In the samples that I saw, they used a stamping product that was a dense foam with the foam on one side and then a fabric of some kind covering the foam on the other side.  This “fabric” side is the “business” side of the “stamp”, kind of like a scrubbie has a sponge side and an abrasive side.  Taking a leap from my most recent card-venture, the bleach technique, I thought, why not a paper towel pad again?  Soooo, folding up my towel, I started the process.

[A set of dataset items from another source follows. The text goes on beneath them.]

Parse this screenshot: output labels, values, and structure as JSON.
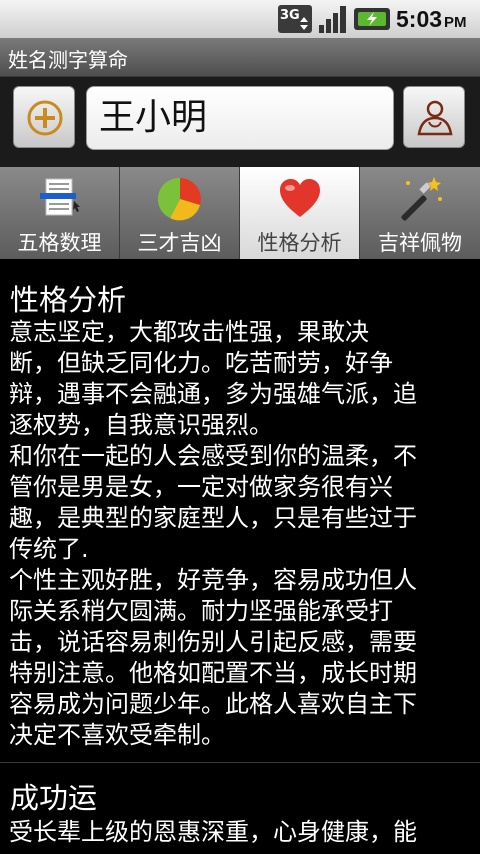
{
  "status_bar": {
    "network": "3G",
    "time": "5:03",
    "ampm": "PM"
  },
  "app": {
    "title": "姓名测字算命"
  },
  "name_input": {
    "value": "王小明"
  },
  "tabs": [
    {
      "label": "五格数理",
      "icon": "document-icon"
    },
    {
      "label": "三才吉凶",
      "icon": "pie-chart-icon"
    },
    {
      "label": "性格分析",
      "icon": "heart-icon",
      "active": true
    },
    {
      "label": "吉祥佩物",
      "icon": "magic-wand-icon"
    }
  ],
  "content": {
    "section1_title": "性格分析",
    "section1_text": "意志坚定，大都攻击性强，果敢决\n断，但缺乏同化力。吃苦耐劳，好争\n辩，遇事不会融通，多为强雄气派，追\n逐权势，自我意识强烈。\n和你在一起的人会感受到你的温柔，不\n管你是男是女，一定对做家务很有兴\n趣，是典型的家庭型人，只是有些过于\n传统了.\n个性主观好胜，好竞争，容易成功但人\n际关系稍欠圆满。耐力坚强能承受打\n击，说话容易刺伤别人引起反感，需要\n特别注意。他格如配置不当，成长时期\n容易成为问题少年。此格人喜欢自主下\n决定不喜欢受牵制。",
    "section2_title": "成功运",
    "section2_text": "受长辈上级的恩惠深重，心身健康，能"
  }
}
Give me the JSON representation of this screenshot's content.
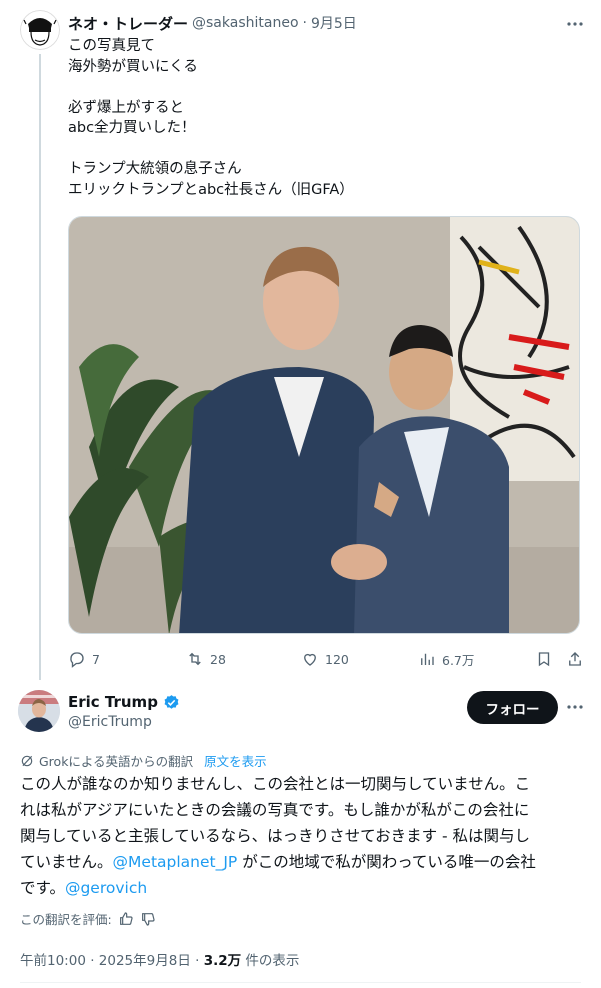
{
  "first_tweet": {
    "display_name": "ネオ・トレーダー",
    "handle": "@sakashitaneo",
    "separator": "·",
    "date": "9月5日",
    "lines": [
      "この写真見て",
      "海外勢が買いにくる",
      "",
      "必ず爆上がすると",
      "abc全力買いした！",
      "",
      "トランプ大統領の息子さん",
      "エリックトランプとabc社長さん（旧GFA）"
    ],
    "actions": {
      "replies": "7",
      "reposts": "28",
      "likes": "120",
      "views": "6.7万"
    },
    "icons": [
      "more-icon",
      "reply-icon",
      "repost-icon",
      "like-icon",
      "views-icon",
      "bookmark-icon",
      "share-icon"
    ]
  },
  "second_tweet": {
    "display_name": "Eric Trump",
    "handle": "@EricTrump",
    "verified": true,
    "follow_label": "フォロー",
    "translation_note": "Grokによる英語からの翻訳",
    "show_original": "原文を表示",
    "body_lines": [
      [
        {
          "t": " この人が誰なのか知りませんし、この会社とは一切関与していません。こ",
          "m": false
        }
      ],
      [
        {
          "t": "れは私がアジアにいたときの会議の写真です。もし誰かが私がこの会社に",
          "m": false
        }
      ],
      [
        {
          "t": "関与していると主張しているなら、はっきりさせておきます - 私は関与し",
          "m": false
        }
      ],
      [
        {
          "t": "ていません。",
          "m": false
        },
        {
          "t": "@Metaplanet_JP",
          "m": true
        },
        {
          "t": " がこの地域で私が関わっている唯一の会社",
          "m": false
        }
      ],
      [
        {
          "t": "です。",
          "m": false
        },
        {
          "t": "@gerovich",
          "m": true
        }
      ]
    ],
    "rate_label": "この翻訳を評価:",
    "timestamp": "午前10:00 · 2025年9月8日 · ",
    "view_count": "3.2万",
    "view_suffix": " 件の表示"
  },
  "colors": {
    "text": "#0f1419",
    "secondary": "#536471",
    "link": "#1d9bf0",
    "verified": "#1d9bf0",
    "button": "#0f1419",
    "divider": "#cfd9de"
  }
}
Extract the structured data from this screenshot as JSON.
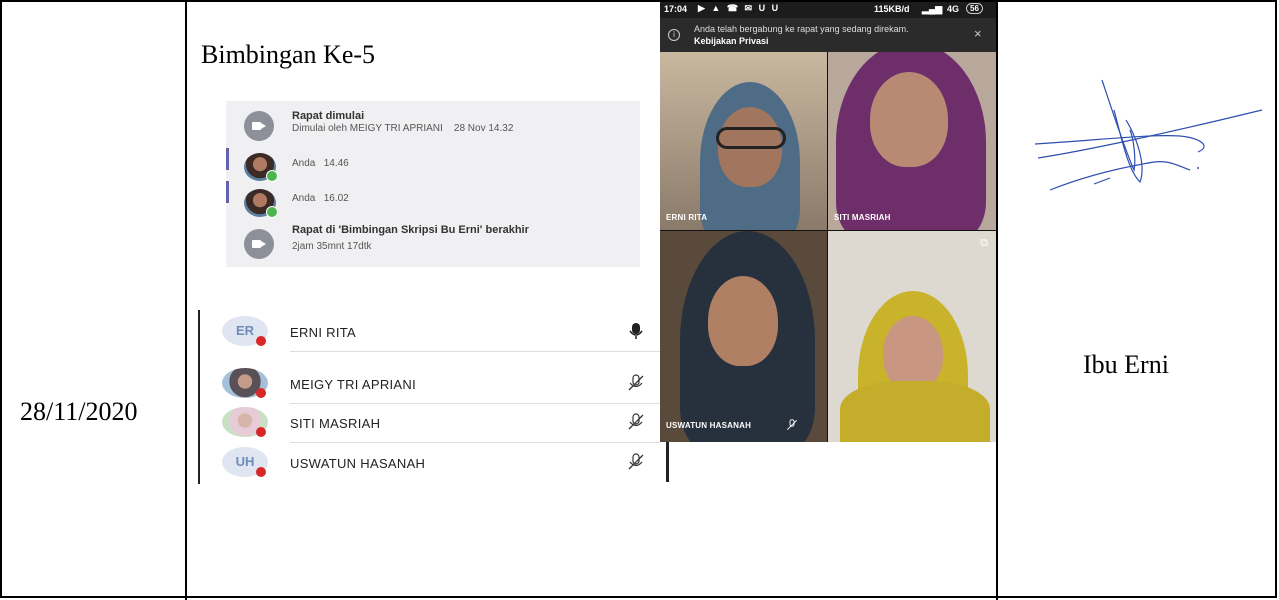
{
  "row": {
    "date": "28/11/2020",
    "session_title": "Bimbingan Ke-5",
    "signer_name": "Ibu Erni"
  },
  "chat_log": {
    "events": [
      {
        "title": "Rapat dimulai",
        "detail": "Dimulai oleh MEIGY TRI APRIANI    28 Nov 14.32"
      },
      {
        "title": "Rapat di 'Bimbingan Skripsi Bu Erni' berakhir",
        "detail": "2jam 35mnt 17dtk"
      }
    ],
    "messages": [
      {
        "sender": "Anda",
        "time": "14.46"
      },
      {
        "sender": "Anda",
        "time": "16.02"
      }
    ]
  },
  "participants": [
    {
      "initials": "ER",
      "name": "ERNI RITA",
      "mic": "mic-on-icon"
    },
    {
      "initials": "",
      "name": "MEIGY TRI APRIANI",
      "mic": "mic-muted-icon"
    },
    {
      "initials": "",
      "name": "SITI MASRIAH",
      "mic": "mic-muted-icon"
    },
    {
      "initials": "UH",
      "name": "USWATUN HASANAH",
      "mic": "mic-muted-icon"
    }
  ],
  "video_call": {
    "status_time": "17:04",
    "status_right": "115KB/d",
    "status_network": "4G",
    "status_battery": "56",
    "notice_text": "Anda telah bergabung ke rapat yang sedang direkam.",
    "notice_link": "Kebijakan Privasi",
    "tiles": [
      "ERNI RITA",
      "SITI MASRIAH",
      "USWATUN HASANAH",
      ""
    ]
  },
  "colors": {
    "accent": "#6264a7",
    "muted_red": "#d92626",
    "online_green": "#4db54d"
  }
}
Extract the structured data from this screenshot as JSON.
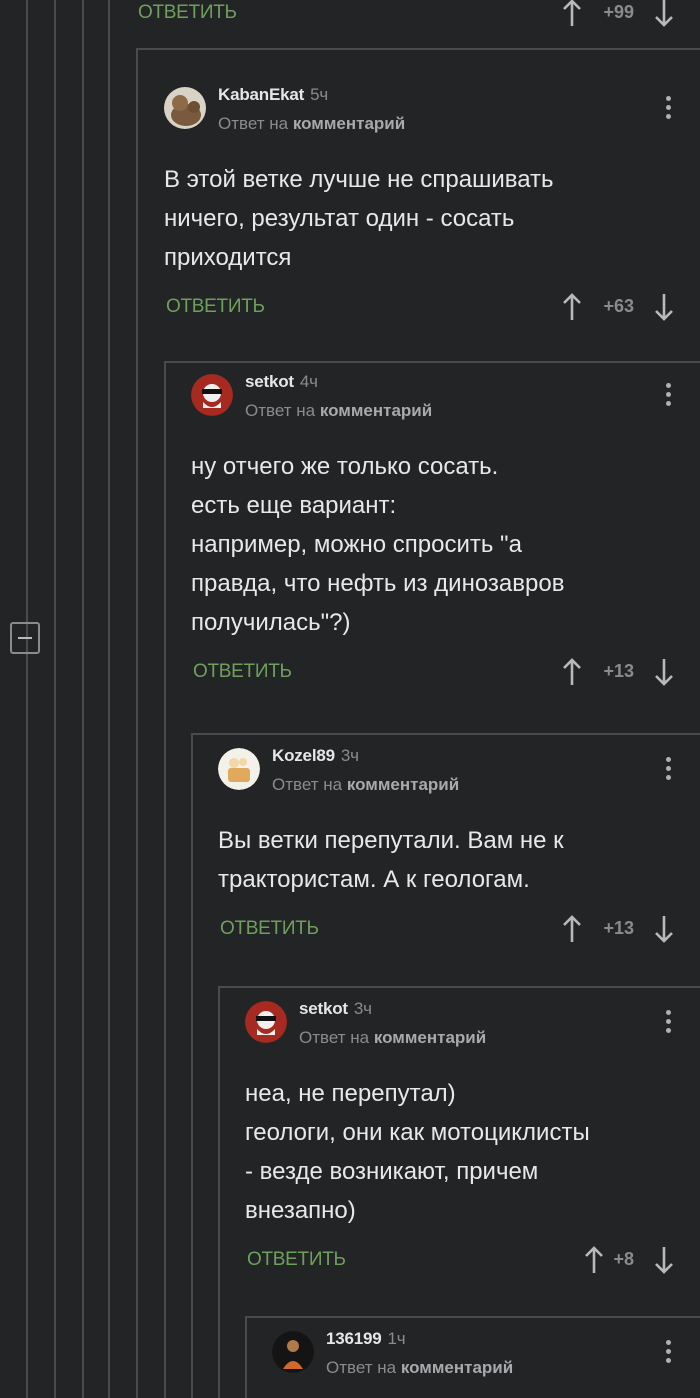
{
  "top_actions": {
    "answer": "ОТВЕТИТЬ",
    "rating": "+99"
  },
  "comments": [
    {
      "username": "KabanEkat",
      "time": "5ч",
      "reply_prefix": "Ответ на",
      "reply_link": "комментарий",
      "lines": [
        "В этой ветке лучше не спрашивать",
        "ничего, результат один - сосать",
        "приходится"
      ],
      "answer": "ОТВЕТИТЬ",
      "rating": "+63"
    },
    {
      "username": "setkot",
      "time": "4ч",
      "reply_prefix": "Ответ на",
      "reply_link": "комментарий",
      "lines": [
        "ну отчего же только сосать.",
        "есть еще вариант:",
        "например, можно спросить \"а",
        "правда, что нефть из динозавров",
        "получилась\"?)"
      ],
      "answer": "ОТВЕТИТЬ",
      "rating": "+13"
    },
    {
      "username": "Kozel89",
      "time": "3ч",
      "reply_prefix": "Ответ на",
      "reply_link": "комментарий",
      "lines": [
        "Вы ветки перепутали. Вам не к",
        "трактористам. А к геологам."
      ],
      "answer": "ОТВЕТИТЬ",
      "rating": "+13"
    },
    {
      "username": "setkot",
      "time": "3ч",
      "reply_prefix": "Ответ на",
      "reply_link": "комментарий",
      "lines": [
        "неа, не перепутал)",
        "геологи, они как мотоциклисты",
        "- везде возникают, причем",
        "внезапно)"
      ],
      "answer": "ОТВЕТИТЬ",
      "rating": "+8"
    },
    {
      "username": "136199",
      "time": "1ч",
      "reply_prefix": "Ответ на",
      "reply_link": "комментарий",
      "lines": [],
      "answer": "",
      "rating": ""
    }
  ]
}
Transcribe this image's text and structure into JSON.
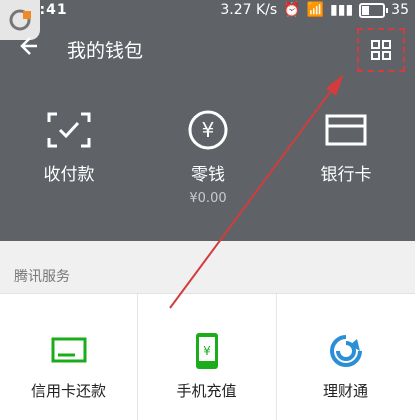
{
  "status": {
    "time": "18:41",
    "network_speed": "3.27 K/s",
    "battery_percent": "35"
  },
  "header": {
    "title": "我的钱包"
  },
  "top_actions": [
    {
      "label": "收付款",
      "icon": "qr-scan-icon"
    },
    {
      "label": "零钱",
      "sub": "¥0.00",
      "icon": "yen-circle-icon"
    },
    {
      "label": "银行卡",
      "icon": "bank-card-icon"
    }
  ],
  "section": {
    "title": "腾讯服务"
  },
  "services": [
    {
      "label": "信用卡还款",
      "icon": "credit-card-repay-icon"
    },
    {
      "label": "手机充值",
      "icon": "phone-recharge-icon"
    },
    {
      "label": "理财通",
      "icon": "wealth-icon"
    }
  ],
  "colors": {
    "header_bg": "#5f6368",
    "accent_green": "#1aad19",
    "annotation_red": "#d23c3c"
  }
}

First you ink up your stamp with Black Staz-On ink (you don’t want a water-based image that will bleed into the colors that follow).  Stamp the black image onto the paper pad.  Then it is reinker time!  I used no less than 11 reinkers: 5 shades of green for the leaves, 2 shades of brown for the stems, 4 shades of pink for the flowers.  Here’s the fun part!  just squeeze the reinker over the area that you want colored.  It doesn’t even have to be precise!  In fact, there is no way you can keep your ink from spreading out anyway as you can see from the photo here. 

The magic happens when you ink your stamp from this paper stamp pad! The shading is really life-like!

What I did not expect (DUH!) is the texture from the paper towel.  It is interesting in a graphics kind of way and thought provoking (as in “how did you do that???”).  You could experiment with different surfaces such as gauze, tissue paper, or a finely woven cotton, either AS a stamping pad or on TOP of your paper pad.   (ed. –  or several layers of felt.)

The serendipity with this project was the sweet pattern from Attic Boutique Designer Series Paper (2012 Occasions Mini Catalog).  The colors were PERFECT! 

So find one of your stamps that lends itself to multiple ink colors and try this technique!  You should be able to get at least 2 stampings from the “pad”, and even add more ink as it dries out.